Seller has agreed to waive any redemption rights with respect to any Recycled Shares in connection with the Business Combination, as well as any redemption rights under Vahanna’s Memorandum and Articles of Association that would require redemption by Vahanna of the Vahanna Shares. Such waiver may reduce the number of Vahanna Shares redeemed in connection with the Business Combination, and such reduction could alter the perception of the potential strength of the Business Combination. The Forward Purchase Agreement has been structured, and all activity in connection with such agreement has been undertaken, to comply with the requirements of all tender offer regulations applicable to the Business Combination, including Rule 14e-5 under the Securities Exchange Act of 1934.
The Counterparty has provided Seller with certain customary registration rights with respect to the Additional Shares.
A copy of the Forward Purchase Agreement is filed herewith as Exhibit 10.1, and the foregoing description of the Forward Purchase Agreement is qualified in its entirety by reference thereto.
FPA Funding Amount PIPE Subscription Agreements
On August 25, 2023, Vahanna entered into a subscription agreement (the “FPA Funding Amount PIPE Subscription Agreement”) with Seller.
Pursuant to the FPA Funding PIPE Subscription Agreement, Seller agreed to subscribe for and purchase, and Vahanna agreed to issue and sell to Seller, on the Closing Date, an aggregate of up to 5,000,000 Vahanna Shares, less the Recycled Shares in connection with the Forward Purchase Agreement. The Vahanna Shares will be sold at a price equal to $10.00 per share.

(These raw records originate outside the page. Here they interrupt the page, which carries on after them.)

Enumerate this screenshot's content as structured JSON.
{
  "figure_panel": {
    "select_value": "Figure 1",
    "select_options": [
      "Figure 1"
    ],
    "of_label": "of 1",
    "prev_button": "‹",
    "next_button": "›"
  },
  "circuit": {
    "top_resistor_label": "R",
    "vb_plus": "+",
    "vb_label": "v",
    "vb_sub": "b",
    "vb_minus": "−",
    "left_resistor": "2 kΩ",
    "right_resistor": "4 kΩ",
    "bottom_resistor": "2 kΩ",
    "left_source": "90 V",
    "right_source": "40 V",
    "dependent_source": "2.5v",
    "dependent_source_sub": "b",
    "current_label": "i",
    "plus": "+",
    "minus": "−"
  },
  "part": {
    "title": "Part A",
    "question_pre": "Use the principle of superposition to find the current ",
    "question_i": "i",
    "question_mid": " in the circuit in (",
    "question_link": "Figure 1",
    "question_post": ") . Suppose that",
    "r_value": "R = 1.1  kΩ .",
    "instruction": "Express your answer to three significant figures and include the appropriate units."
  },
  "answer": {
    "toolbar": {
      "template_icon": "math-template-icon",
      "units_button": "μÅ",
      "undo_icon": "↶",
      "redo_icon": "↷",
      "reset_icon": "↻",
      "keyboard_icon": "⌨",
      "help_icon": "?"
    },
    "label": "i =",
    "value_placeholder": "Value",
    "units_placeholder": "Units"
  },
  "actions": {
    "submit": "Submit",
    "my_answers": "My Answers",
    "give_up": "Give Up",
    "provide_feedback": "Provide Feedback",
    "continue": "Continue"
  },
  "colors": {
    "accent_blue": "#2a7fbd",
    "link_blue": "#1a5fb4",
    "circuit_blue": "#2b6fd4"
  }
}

A copy of the FPA Funding Amount PIPE Subscription Agreement is filed herewith as Exhibit 10.2, and the foregoing description of the FPA Funding Amount PIPE Subscription Agreement is qualified in its entirety by reference thereto.
Item 3.02. | Unregistered Sales of Equity Securities. |
The disclosures set forth above in Item 1.01 of this Current Report on Form 8-K are incorporated by reference herein. The securities of Vahanna that may be issued in connection with the FPA Funding Amount PIPE Subscription Agreement will not be registered under the Securities Act of 1933, as amended (the “Securities Act”), in reliance on the exemption from registration provided by Section 4(a)(2) of the Securities Act.